KM-301a · Module 3

AI-Assisted Taxonomy Generation

5 min read

When a knowledge base has accumulated hundreds or thousands of items without a coherent taxonomy, building one manually is a significant project. AI-assisted category discovery — using clustering and embedding techniques to surface natural groupings — can dramatically reduce the manual effort. The key word is "assisted." AI surfaces candidate categories; humans decide which ones are taxonomically meaningful.

  1. Embed the Content Corpus Generate vector embeddings for each item in the knowledge base using a text embedding model. The embeddings capture semantic similarity — items that discuss similar concepts will have similar embedding vectors. Use titles, abstracts, or introductory paragraphs for embedding rather than full documents. Full-document embeddings pick up structural and formatting noise that obscures thematic similarity.
  2. Run Hierarchical Clustering Apply hierarchical agglomerative clustering to the embedding space. Hierarchical clustering does not require you to specify the number of clusters in advance — it builds a dendrogram that you can cut at different depths to reveal coarse or fine-grained groupings. Cut at a low depth to see broad thematic areas; cut at a higher depth to see subcategories. The dendrogram is a discovery tool, not a final taxonomy.
  3. Label and Validate Clusters For each cluster, ask an LLM to summarize what the items in the cluster have in common and propose a category name. Then validate: does the proposed name match how users think about this content? Are there items that clearly do not belong? Are any clusters too heterogeneous to have a coherent name? Cluster labels are hypotheses. Domain experts validate or reject them.
  4. Iterate on Cluster Resolution Some clusters will be too broad; some will be too narrow. For over-broad clusters, run a second-pass clustering on just that cluster's items. For over-narrow clusters, merge similar clusters and find the more general label. The goal is not to follow the algorithm — it is to use the algorithm to surface groupings that human reviewers then accept, reject, or reshape.
import numpy as np
from sklearn.cluster import AgglomerativeClustering
from sklearn.metrics.pairwise import cosine_similarity

def discover_taxonomy_candidates(embeddings: np.ndarray, n_clusters: int = 20) -> dict:
    """
    Cluster knowledge base embeddings to surface natural category candidates.
    Returns cluster assignments and within-cluster similarity scores.
    """
    clustering = AgglomerativeClustering(
        n_clusters=n_clusters,
        metric='cosine',
        linkage='average'
    )
    labels = clustering.fit_predict(embeddings)

    clusters = {}
    for i in range(n_clusters):
        mask = labels == i
        cluster_embeddings = embeddings[mask]

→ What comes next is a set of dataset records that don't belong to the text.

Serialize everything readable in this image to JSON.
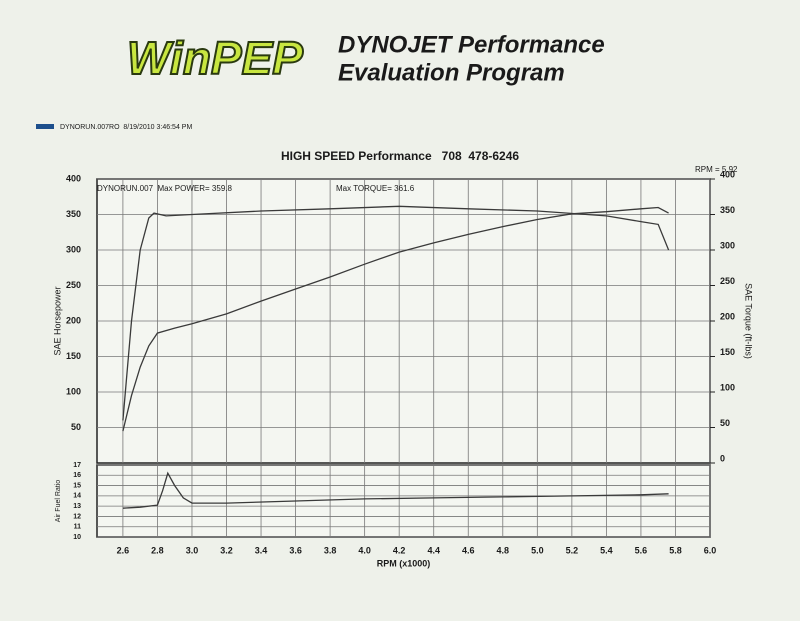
{
  "header": {
    "logo": "WinPEP",
    "line1": "DYNOJET Performance",
    "line2": "Evaluation Program"
  },
  "chart_data": [
    {
      "type": "line",
      "title": "HIGH SPEED Performance   708  478-6246",
      "legend": "DYNORUN.007RO  8/19/2010 3:46:54 PM",
      "legend_color": "#1d4f8c",
      "annotations": [
        "RPM = 5.92",
        "DYNORUN.007  Max POWER= 359.8",
        "Max TORQUE= 361.6"
      ],
      "ylabel": "SAE Horsepower",
      "y2label": "SAE Torque (ft-lbs)",
      "xlim": [
        2.45,
        6.0
      ],
      "xticks": [
        2.6,
        2.8,
        {
          "value": 3,
          "label": "3.0"
        },
        3.2,
        3.4,
        3.6,
        3.8,
        {
          "value": 4,
          "label": "4.0"
        },
        4.2,
        4.4,
        4.6,
        4.8,
        {
          "value": 5,
          "label": "5.0"
        },
        5.2,
        5.4,
        5.6,
        5.8,
        {
          "value": 6,
          "label": "6.0"
        }
      ],
      "ylim": [
        0,
        400
      ],
      "yticks": [
        50,
        100,
        150,
        200,
        250,
        300,
        350,
        400
      ],
      "y2lim": [
        0,
        400
      ],
      "y2ticks": [
        0,
        50,
        100,
        150,
        200,
        250,
        300,
        350,
        400
      ],
      "grid": true,
      "series": [
        {
          "color": "#3a3a3a",
          "x": [
            2.6,
            2.65,
            2.7,
            2.75,
            2.8,
            2.9,
            3.0,
            3.2,
            3.4,
            3.6,
            3.8,
            4.0,
            4.2,
            4.4,
            4.6,
            4.8,
            5.0,
            5.2,
            5.4,
            5.6,
            5.7,
            5.76
          ],
          "values": [
            45,
            95,
            135,
            165,
            183,
            190,
            196,
            210,
            228,
            245,
            262,
            280,
            297,
            310,
            322,
            333,
            343,
            351,
            354,
            358,
            359.8,
            352
          ]
        },
        {
          "color": "#3a3a3a",
          "axis": "y2",
          "x": [
            2.6,
            2.65,
            2.7,
            2.75,
            2.78,
            2.85,
            3.0,
            3.4,
            3.8,
            4.2,
            4.6,
            5.0,
            5.4,
            5.6,
            5.7,
            5.76
          ],
          "values": [
            60,
            200,
            300,
            345,
            352,
            348,
            350,
            355,
            358,
            361.6,
            358,
            355,
            348,
            340,
            336,
            300
          ]
        }
      ]
    },
    {
      "type": "line",
      "ylabel": "Air Fuel Ratio",
      "xlabel": "RPM (x1000)",
      "xlim": [
        2.45,
        6.0
      ],
      "xticks": [
        2.6,
        2.8,
        {
          "value": 3,
          "label": "3.0"
        },
        3.2,
        3.4,
        3.6,
        3.8,
        {
          "value": 4,
          "label": "4.0"
        },
        4.2,
        4.4,
        4.6,
        4.8,
        {
          "value": 5,
          "label": "5.0"
        },
        5.2,
        5.4,
        5.6,
        5.8,
        {
          "value": 6,
          "label": "6.0"
        }
      ],
      "ylim": [
        10,
        17
      ],
      "yticks": [
        10,
        11,
        12,
        13,
        14,
        15,
        16,
        17
      ],
      "grid": true,
      "series": [
        {
          "color": "#3a3a3a",
          "x": [
            2.6,
            2.7,
            2.8,
            2.83,
            2.86,
            2.9,
            2.95,
            3.0,
            3.2,
            3.6,
            4.0,
            4.4,
            4.8,
            5.2,
            5.6,
            5.76
          ],
          "values": [
            12.8,
            12.9,
            13.1,
            14.5,
            16.2,
            15.0,
            13.8,
            13.3,
            13.3,
            13.5,
            13.7,
            13.8,
            13.9,
            14.0,
            14.1,
            14.2
          ]
        }
      ]
    }
  ]
}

        # Coherence score: mean pairwise cosine similarity within cluster
        if len(cluster_embeddings) > 1:
            sim_matrix = cosine_similarity(cluster_embeddings)
            np.fill_diagonal(sim_matrix, 0)
            coherence = sim_matrix.sum() / (len(cluster_embeddings) * (len(cluster_embeddings) - 1))
        else:
            coherence = 1.0

        clusters[i] = {
            'item_indices': np.where(mask)[0].tolist(),
            'size': int(mask.sum()),
            'coherence': round(float(coherence), 3),
            # Low coherence clusters are candidates for splitting
            'review_flag': coherence < 0.65
        }

    return clusters

# After clustering: pipe representative items per cluster to an LLM
# to propose category names, then route to domain expert for validation.